Sudden and repeated attacks of nausea and vomiting are considered cyclic, and there may not be an obvious underlying cause. Cyclic vomiting can also occur with other health conditions such as cancer. Abdominal pain with this condition can be severe, and frequent vomiting also causes acids to build up in the esophagus, throat and mouth that feels like constant burning.
Phantom Limb Pain
An amputation sometimes doesn’t bring complete relief from the symptoms of the health condition that warranted removing a limb. Many people continue to feel sensations in the area where the limb used to be that include tingling, pain and itchiness. This pain comes from a mix-up of signals between the brain and the spinal cord. Due to the nature of this pain, medical professionals often recommend using different types of medication than what is used for general discomforts. Pain treatments that target the parts of the brain where this pain originates helps bring greater relief for phantom sensations.
An inflamed pancreas has been described as creating some of the worst pain imaginable. The pain is usually a burning sensation that starts in the abdomen and radiates around the body towards the back.
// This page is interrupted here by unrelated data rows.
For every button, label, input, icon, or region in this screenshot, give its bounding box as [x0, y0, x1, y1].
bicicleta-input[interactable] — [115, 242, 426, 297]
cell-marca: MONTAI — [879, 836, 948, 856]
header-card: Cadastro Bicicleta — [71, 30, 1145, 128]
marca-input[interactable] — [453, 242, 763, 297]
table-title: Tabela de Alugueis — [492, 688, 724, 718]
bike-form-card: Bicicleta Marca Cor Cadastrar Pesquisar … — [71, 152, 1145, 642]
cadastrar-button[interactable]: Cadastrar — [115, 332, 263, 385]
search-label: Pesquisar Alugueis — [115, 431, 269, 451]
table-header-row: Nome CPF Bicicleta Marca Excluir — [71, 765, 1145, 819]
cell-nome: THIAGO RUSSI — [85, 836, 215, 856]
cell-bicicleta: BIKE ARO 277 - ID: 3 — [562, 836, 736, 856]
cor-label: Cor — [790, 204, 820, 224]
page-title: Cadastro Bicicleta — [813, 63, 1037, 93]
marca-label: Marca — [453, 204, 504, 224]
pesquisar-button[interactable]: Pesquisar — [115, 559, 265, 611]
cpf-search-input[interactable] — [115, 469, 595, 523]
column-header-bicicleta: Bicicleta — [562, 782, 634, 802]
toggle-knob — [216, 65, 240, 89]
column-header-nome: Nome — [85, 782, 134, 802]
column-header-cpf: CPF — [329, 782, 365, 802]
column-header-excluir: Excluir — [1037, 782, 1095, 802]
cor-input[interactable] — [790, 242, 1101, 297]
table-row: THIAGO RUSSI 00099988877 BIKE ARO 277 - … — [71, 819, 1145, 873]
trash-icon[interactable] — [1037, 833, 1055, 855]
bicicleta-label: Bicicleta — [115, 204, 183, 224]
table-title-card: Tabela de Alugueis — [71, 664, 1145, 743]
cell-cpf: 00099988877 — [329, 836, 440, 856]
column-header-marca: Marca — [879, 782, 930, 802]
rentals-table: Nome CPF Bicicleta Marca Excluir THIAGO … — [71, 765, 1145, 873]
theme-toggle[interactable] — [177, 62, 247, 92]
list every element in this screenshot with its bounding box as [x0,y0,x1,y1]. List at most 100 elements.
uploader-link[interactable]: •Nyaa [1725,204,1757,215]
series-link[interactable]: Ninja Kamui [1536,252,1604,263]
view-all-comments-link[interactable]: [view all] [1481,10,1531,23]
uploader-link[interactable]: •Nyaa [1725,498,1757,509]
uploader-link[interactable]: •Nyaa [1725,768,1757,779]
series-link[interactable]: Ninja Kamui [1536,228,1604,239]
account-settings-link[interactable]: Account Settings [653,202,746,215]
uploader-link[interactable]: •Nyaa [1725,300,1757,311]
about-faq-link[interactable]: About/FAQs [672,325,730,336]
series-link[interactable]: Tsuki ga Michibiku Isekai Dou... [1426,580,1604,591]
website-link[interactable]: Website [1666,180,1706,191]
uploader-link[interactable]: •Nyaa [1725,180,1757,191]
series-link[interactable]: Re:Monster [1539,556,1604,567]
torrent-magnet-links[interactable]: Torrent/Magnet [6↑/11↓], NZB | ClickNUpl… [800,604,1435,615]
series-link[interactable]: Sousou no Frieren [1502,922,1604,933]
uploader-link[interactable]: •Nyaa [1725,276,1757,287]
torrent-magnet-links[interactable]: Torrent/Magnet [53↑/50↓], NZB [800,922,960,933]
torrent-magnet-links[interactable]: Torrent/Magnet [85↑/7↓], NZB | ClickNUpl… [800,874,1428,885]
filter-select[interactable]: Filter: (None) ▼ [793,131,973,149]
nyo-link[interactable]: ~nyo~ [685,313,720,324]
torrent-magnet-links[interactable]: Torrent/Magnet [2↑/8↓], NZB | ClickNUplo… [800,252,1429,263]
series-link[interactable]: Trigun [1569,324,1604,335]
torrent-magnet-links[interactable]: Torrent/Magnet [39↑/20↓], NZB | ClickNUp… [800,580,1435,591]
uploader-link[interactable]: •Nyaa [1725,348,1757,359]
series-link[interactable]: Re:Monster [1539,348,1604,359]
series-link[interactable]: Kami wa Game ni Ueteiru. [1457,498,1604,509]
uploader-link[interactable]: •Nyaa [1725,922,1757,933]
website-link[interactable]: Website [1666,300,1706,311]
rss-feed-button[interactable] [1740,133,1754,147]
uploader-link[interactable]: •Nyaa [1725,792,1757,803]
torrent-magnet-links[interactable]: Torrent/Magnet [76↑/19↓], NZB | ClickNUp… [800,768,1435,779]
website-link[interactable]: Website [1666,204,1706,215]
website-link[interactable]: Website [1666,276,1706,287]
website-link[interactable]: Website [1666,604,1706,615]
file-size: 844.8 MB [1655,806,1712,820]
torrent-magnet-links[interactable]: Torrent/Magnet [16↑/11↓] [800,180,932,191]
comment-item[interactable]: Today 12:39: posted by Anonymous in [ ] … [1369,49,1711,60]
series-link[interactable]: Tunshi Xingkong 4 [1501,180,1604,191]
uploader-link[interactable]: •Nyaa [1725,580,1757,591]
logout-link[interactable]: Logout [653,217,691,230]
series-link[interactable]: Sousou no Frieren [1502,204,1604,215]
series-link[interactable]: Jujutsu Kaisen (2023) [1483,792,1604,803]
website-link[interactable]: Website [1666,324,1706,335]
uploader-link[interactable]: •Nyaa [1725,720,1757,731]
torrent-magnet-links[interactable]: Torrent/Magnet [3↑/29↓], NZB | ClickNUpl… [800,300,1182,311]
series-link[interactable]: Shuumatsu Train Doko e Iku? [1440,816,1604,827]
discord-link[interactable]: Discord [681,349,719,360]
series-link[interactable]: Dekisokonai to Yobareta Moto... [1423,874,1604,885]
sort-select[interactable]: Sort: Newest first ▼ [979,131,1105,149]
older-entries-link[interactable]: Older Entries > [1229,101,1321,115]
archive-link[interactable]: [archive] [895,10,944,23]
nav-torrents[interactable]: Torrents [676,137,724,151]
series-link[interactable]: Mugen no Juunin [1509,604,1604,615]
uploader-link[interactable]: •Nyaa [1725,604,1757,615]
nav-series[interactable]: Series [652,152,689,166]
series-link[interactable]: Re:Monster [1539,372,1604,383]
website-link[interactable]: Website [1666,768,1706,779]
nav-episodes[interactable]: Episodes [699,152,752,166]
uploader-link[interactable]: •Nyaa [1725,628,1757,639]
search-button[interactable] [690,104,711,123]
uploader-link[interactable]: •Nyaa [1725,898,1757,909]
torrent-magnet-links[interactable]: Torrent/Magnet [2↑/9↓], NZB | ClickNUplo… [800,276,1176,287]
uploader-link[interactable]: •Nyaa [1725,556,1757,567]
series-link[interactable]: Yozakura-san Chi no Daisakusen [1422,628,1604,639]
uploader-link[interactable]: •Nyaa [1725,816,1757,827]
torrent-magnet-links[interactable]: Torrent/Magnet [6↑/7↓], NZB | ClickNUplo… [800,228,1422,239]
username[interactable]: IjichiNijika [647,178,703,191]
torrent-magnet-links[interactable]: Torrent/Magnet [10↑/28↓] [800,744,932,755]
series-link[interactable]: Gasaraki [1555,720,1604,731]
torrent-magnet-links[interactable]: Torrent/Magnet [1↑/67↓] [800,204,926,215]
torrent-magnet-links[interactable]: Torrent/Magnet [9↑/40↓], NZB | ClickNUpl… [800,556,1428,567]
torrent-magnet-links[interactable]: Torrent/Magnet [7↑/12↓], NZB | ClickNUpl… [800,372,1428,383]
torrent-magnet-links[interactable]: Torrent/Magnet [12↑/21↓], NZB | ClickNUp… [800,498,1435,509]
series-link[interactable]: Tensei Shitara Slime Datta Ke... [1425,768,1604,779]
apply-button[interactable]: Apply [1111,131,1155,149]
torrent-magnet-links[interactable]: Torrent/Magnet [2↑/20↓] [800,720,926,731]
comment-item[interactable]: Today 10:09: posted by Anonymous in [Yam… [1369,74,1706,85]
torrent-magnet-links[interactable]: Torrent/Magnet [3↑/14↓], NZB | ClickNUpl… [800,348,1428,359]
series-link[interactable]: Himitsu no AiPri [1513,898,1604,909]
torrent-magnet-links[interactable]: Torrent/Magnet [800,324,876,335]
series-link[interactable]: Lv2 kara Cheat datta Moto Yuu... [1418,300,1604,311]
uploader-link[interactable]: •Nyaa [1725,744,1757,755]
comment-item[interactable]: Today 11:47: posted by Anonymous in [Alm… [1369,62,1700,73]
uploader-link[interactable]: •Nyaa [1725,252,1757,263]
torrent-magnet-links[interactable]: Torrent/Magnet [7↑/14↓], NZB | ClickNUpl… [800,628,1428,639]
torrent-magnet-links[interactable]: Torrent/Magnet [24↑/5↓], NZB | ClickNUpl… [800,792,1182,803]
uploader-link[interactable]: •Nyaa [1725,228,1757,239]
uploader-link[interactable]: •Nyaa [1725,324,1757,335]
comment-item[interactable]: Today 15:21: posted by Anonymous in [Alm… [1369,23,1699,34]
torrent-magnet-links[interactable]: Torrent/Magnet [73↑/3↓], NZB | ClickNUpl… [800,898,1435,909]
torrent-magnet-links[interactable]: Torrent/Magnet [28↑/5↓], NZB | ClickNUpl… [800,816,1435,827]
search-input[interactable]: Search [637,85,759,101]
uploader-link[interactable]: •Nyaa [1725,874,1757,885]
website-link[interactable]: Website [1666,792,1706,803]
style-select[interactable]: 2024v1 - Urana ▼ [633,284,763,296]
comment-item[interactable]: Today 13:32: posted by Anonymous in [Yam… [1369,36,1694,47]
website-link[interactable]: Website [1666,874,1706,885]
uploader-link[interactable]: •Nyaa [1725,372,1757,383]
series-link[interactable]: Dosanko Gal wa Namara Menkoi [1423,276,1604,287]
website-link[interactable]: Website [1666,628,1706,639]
People with chronic pancreatitis are often unable to function normally due to the severity of the pain.
How to Cope With Long-Term Pain
Untreated chronic pain causes people to put their lives on hold. Severe pain has a negative impact upon a person’s mood, energy levels and motivation to improve their health. Long-term pain also generates stress on the body that can lead to other conditions developing or the worsening of the health issue that is causing the discomfort.
Learning to manage chronic pain looks different for everyone, but it is best to take a multi-pronged approach to get the most pain relief. Anyone who has severe and long-term pain needs to start by practicing self-care such as talking to a professional about the toll that their condition is taking on their wellbeing. Support can also be found through seeking new pain relief solutions that offer longer periods of relief between flare-ups.
Most people with chronic pain have some type of treatment plan in place to address the cause such as massage therapy or antibiotics. However, you may be left on your own to figure out how to find comfort when other pain relief methods fail. Being an informed patient helps you make the right decisions for your health that allow you to manage your pain symptoms and enjoy a better sense of emotional and physical wellbeing.